Integrating Digital Image Processing and Artificial Neural Network for Estimating Porosity from Thin Section

Porosity estimation from thin section image using digital image processing is critical for petrography study since it gives a brief description on the 2D porosity of the sample. The standard routine uses the binarization process that converts the colour (RGB) image into a binary image using pixel value treshold. The idea is that the treshold value must accomodate all the blue regions correlate to pore and turns it into white in the resulting binary image. Errors come from mis-conversion when the matrix is converted into pores and yields larger pore spaces. This error can be larger when dealing with samples having high blue variation, for example; stained carbonate or polarized microscope captured thin section. To address this issue, an integration of neural network and image processing is proposed to estimate accurately the porosity from a thin section. The neural network, based on color pattern difference between pores and matrix is assigned to segment them by addressing their original pixel value with a targeted code value, e.g.; 1 for pores and 0 for matrix. After the segmentation, pixel counting is then used to calculate the porosity. This method requires the training data which is the cropped region of pores and matrix. In the training process it uses the Lavenberg-Marquadt learning method. Synthetic samples and bonafide thin sections of sandstone and stained carbonate are used for testing.

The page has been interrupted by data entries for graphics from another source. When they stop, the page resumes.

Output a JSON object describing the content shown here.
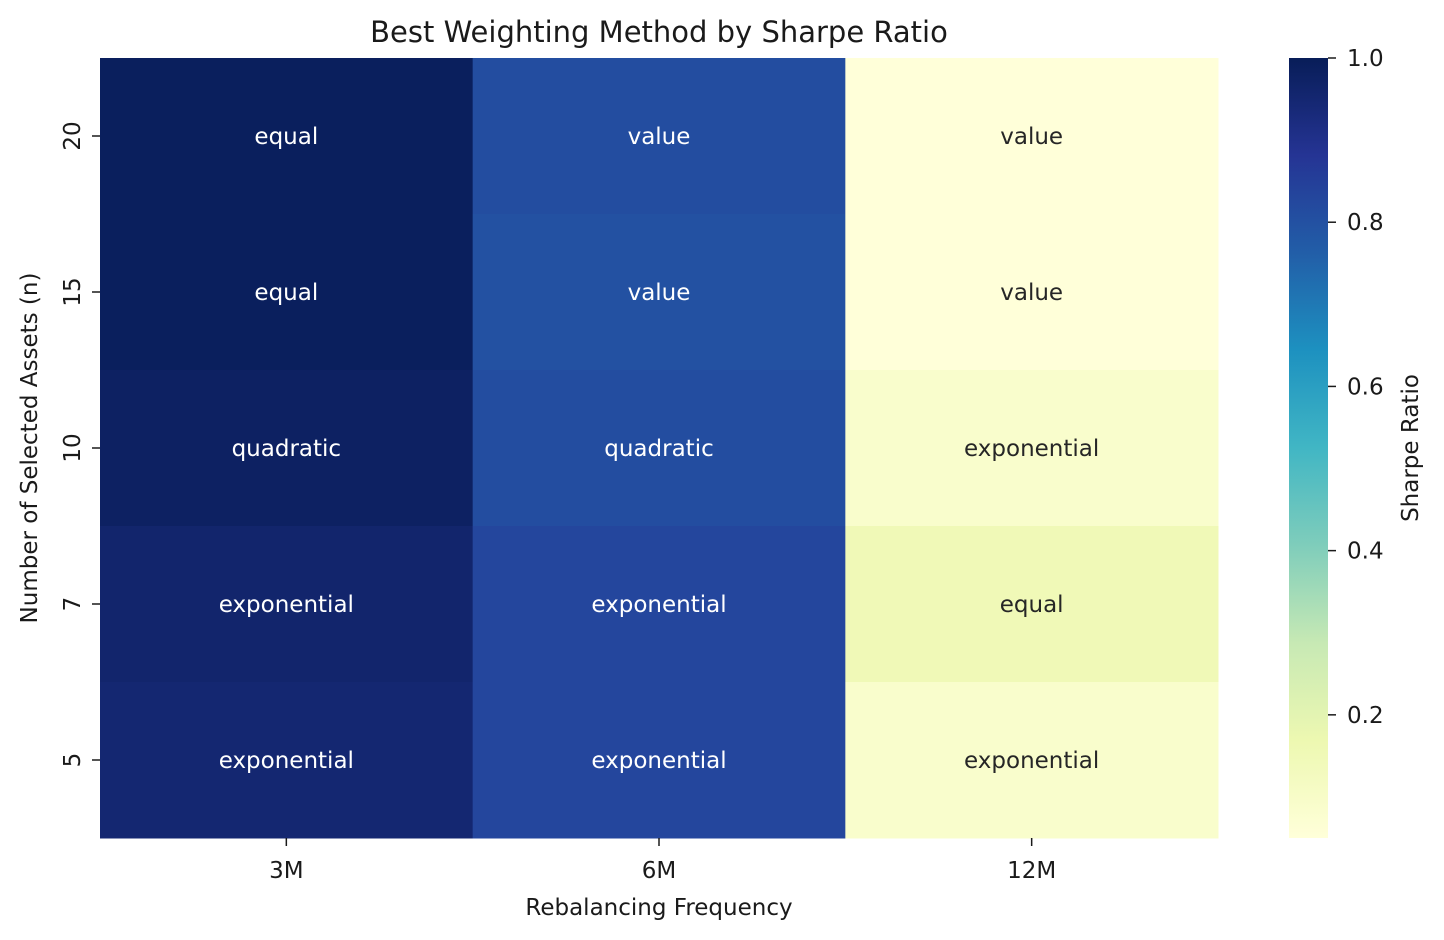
{
  "chart_data": {
    "type": "heatmap",
    "title": "Best Weighting Method by Sharpe Ratio",
    "xlabel": "Rebalancing Frequency",
    "ylabel": "Number of Selected Assets (n)",
    "x_categories": [
      "3M",
      "6M",
      "12M"
    ],
    "y_categories": [
      "20",
      "15",
      "10",
      "7",
      "5"
    ],
    "cells": [
      [
        {
          "label": "equal",
          "value": 0.99
        },
        {
          "label": "value",
          "value": 0.81
        },
        {
          "label": "value",
          "value": 0.05
        }
      ],
      [
        {
          "label": "equal",
          "value": 0.99
        },
        {
          "label": "value",
          "value": 0.8
        },
        {
          "label": "value",
          "value": 0.05
        }
      ],
      [
        {
          "label": "quadratic",
          "value": 0.98
        },
        {
          "label": "quadratic",
          "value": 0.81
        },
        {
          "label": "exponential",
          "value": 0.09
        }
      ],
      [
        {
          "label": "exponential",
          "value": 0.96
        },
        {
          "label": "exponential",
          "value": 0.83
        },
        {
          "label": "equal",
          "value": 0.15
        }
      ],
      [
        {
          "label": "exponential",
          "value": 0.95
        },
        {
          "label": "exponential",
          "value": 0.83
        },
        {
          "label": "exponential",
          "value": 0.09
        }
      ]
    ],
    "colorbar": {
      "label": "Sharpe Ratio",
      "range": [
        0.05,
        1.0
      ],
      "ticks": [
        0.2,
        0.4,
        0.6,
        0.8,
        1.0
      ],
      "tick_labels": [
        "0.2",
        "0.4",
        "0.6",
        "0.8",
        "1.0"
      ],
      "colormap": "YlGnBu"
    },
    "grid": false
  }
}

For each sample the computation time is less than 10 seconds and the error, which is caused by mis-segmentation, is less than 1%. Results from standard image processing technique are also evaluated for comparison.The algorithm can also work for the grey scale image and binary image as such it is suggested that it can work for estimating microporosity in carbonates or coal from SEM image. The proposed method brings new advance in digital petrography and can be an accurate and fast tool for porosity estimation from thin sections. Furthermore, as the neural network algorithm can also segment the multi mineral matrix present in the sample (stained carbonate thin section), the fraction of each mineral constituent can also be estimated.